I intentionally dodged giving more details in these spots, because I want people to reason from the information and figure out what’s going on and what that means, and I don’t think updating ‘against’ (or for) things is the way one should be going about updating.
Also because Long Post Is Long and getting into those other things would be difficult to write well, make things much longer, and be a huge distraction from actually processing the information.
I think there’s a much better chance of people actually figuring things out this way.
That doesn’t mean you’re not asking good questions.
I’d give the following notes.
“Doing good better” implies a lot of framework already in ways worth thinking about.
The EA definition above has even more implicit framework, and as to whether I’d endorse it, my instinctive answer to whether I roughly endorse it would be Mu. My full answer is at least one post.
EA definitely has both shared moral frameworks that are like water to a fish, and also implied moral frameworks that fall out of actions and revealed preferences, many of which wouldn’t be endorsed consciously if made explicit. I disagree with much of both, but I want readers to be curious and ask what those are and figure that out, rather than taking my word for it. And leave whether I disagree with them for another time if and when I have the time and method to explain properly.
EA modes of operation disagreements I believe I do my best to largely answer through the full content of the post.
Apologies that I can’t more fully answer, at least for now.
OK, thanks; this sounds reasonable.
That said, I fear that people in my position—viz., students who don’t really know non-student EAs*—don’t have the information to “figure out what’s going on and what that means.” So I want to note here that it would be valuable for people like me if you or someone else someday wrote a post explaining more what’s going on in organized EA (and I’ll finish reading this post carefully, since it seems relevant).
*I run my college’s EA group; even relative to other student groups I/we are relatively detached from organized EA.

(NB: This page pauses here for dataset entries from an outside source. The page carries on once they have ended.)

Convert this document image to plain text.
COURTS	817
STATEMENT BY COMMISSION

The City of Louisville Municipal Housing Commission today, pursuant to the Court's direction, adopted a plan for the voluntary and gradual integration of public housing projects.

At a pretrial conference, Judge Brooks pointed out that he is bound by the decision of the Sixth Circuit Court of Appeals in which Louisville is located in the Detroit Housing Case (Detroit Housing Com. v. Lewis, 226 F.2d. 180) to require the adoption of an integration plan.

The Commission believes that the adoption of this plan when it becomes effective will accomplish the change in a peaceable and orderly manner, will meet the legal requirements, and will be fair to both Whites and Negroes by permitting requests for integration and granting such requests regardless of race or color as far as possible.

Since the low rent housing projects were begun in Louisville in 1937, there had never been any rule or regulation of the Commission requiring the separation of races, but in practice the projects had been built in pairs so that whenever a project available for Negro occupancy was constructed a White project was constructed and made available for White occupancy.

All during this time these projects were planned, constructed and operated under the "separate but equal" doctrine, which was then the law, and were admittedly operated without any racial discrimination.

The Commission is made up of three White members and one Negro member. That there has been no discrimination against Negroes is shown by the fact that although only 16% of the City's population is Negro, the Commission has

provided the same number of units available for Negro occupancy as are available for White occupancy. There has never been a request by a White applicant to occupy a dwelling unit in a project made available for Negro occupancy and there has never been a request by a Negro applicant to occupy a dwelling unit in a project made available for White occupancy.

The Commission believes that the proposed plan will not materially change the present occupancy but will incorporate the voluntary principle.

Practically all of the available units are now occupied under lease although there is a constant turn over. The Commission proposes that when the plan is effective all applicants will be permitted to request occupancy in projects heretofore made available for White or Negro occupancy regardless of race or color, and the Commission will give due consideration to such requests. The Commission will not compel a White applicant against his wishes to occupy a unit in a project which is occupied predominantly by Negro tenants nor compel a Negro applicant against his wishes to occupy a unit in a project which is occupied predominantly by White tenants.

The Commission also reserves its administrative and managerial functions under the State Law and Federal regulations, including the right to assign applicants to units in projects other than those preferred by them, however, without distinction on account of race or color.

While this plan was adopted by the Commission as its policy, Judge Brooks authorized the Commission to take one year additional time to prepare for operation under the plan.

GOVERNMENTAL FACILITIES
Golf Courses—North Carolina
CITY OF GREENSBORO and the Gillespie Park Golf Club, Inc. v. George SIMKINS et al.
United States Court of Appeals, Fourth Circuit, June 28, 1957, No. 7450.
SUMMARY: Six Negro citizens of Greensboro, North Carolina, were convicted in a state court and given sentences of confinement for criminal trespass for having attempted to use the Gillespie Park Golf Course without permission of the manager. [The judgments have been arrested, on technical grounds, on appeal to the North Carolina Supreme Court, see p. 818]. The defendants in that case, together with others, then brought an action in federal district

Sidenote: my Zvi-model is consistent with Zvi being worried about organized EA both for reasons that would also worry me (e.g., “I have deep worries that important things are deeply, deeply wrong, especially epistemically, and results in an increasingly Goodharted and inherently political and insider-biased system”) and for reasons that would not worry me much (e.g., EA is quite demanding or quite utilitarian, or something related to “doing good better” or the definition of EA being bad). So I’m not well-positioned to infer much from the mere fact that Zvi (or someone else) has concerns. Of course, it’s much healthier to form beliefs on the basis of understanding rather than deference anyway, so it doesn’t really matter. I just wanted to note that I can’t infer much from your and others’ affects for this reason.